Mining a commercial banking data set: The SaintEtiQ approach [1 citations — 1 self]
Abstract:
Abstract—In this paper, an original approach to database summarization is applied to a massive data set provided by a bank marketing department. The overall summarization process is concerned with the knowledge discovery paradigm, even if purposes of the approach are quite different from those of KDD. The summarization process is intended to find general representations of data overall the database, whereas KDD processes deal with knowledge nugget extraction from data, without prioritizing the cover property. The summarization process is based on an incremental and hierarchical conceptual clustering algorithm, building a summary hierarchy from database records. Levels of the hierarchy provides some views with different granularities over the entire database. Each summary describes part of the data set.

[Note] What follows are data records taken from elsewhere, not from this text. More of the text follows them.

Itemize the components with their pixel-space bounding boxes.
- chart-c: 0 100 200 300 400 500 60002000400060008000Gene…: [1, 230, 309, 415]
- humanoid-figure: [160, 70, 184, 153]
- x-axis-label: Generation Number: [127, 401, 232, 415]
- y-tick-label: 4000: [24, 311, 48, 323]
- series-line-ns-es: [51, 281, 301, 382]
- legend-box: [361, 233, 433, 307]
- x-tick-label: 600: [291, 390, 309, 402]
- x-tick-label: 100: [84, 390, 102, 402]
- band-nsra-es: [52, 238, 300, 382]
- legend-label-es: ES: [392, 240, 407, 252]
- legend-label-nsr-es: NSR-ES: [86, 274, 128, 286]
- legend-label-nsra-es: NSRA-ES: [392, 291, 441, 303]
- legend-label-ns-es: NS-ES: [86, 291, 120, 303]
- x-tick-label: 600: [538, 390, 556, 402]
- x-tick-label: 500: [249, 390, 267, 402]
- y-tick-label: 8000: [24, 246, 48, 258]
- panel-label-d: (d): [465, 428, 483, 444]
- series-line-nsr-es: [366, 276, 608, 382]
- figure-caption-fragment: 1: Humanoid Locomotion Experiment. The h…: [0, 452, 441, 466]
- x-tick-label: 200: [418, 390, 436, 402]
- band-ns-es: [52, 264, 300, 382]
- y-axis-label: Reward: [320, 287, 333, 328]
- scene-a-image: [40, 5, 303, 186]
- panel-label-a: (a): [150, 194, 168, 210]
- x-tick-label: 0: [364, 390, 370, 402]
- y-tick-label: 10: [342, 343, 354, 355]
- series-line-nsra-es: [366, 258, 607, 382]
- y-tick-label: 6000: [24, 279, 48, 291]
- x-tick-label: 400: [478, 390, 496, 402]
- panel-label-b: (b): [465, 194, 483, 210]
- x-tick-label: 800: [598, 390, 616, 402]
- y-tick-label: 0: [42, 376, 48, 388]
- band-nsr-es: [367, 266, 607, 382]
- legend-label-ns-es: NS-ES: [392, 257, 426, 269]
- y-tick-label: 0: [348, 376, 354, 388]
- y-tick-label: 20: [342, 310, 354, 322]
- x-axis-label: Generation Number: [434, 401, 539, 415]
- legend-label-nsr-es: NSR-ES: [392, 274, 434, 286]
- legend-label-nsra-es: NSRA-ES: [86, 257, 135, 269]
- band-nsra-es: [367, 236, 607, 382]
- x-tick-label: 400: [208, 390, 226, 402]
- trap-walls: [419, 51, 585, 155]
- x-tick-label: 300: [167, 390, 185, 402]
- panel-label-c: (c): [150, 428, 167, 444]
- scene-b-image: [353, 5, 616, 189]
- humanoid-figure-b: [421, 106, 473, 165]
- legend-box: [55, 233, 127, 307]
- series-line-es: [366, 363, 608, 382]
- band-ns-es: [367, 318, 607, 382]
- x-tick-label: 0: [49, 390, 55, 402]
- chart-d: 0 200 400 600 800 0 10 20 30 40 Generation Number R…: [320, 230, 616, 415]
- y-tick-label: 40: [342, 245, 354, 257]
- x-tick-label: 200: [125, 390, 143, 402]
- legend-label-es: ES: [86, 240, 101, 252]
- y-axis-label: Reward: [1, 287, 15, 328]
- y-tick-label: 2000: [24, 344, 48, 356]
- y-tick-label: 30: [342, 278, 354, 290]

Furthermore, the fuzzy set-based representation of summaries allows the system to ensure a strong robustness and accuracy regarding the wellknown threshold effect of the crisp clustering methods. The summarization process is also supported by some background knowledge, providing a user-friendly vocabulary to describe summaries with a high-level semantics. Even though our method is not immediately concerned with computational performance, its low time and memory requirements makes it appropriate for large real-life databases. The scalability of the process is demonstrated through the application on a banking data set. The produced summary hierarchy not only provides human-friendly views over the all database, but can also be queried in a knowledge discovery perspective.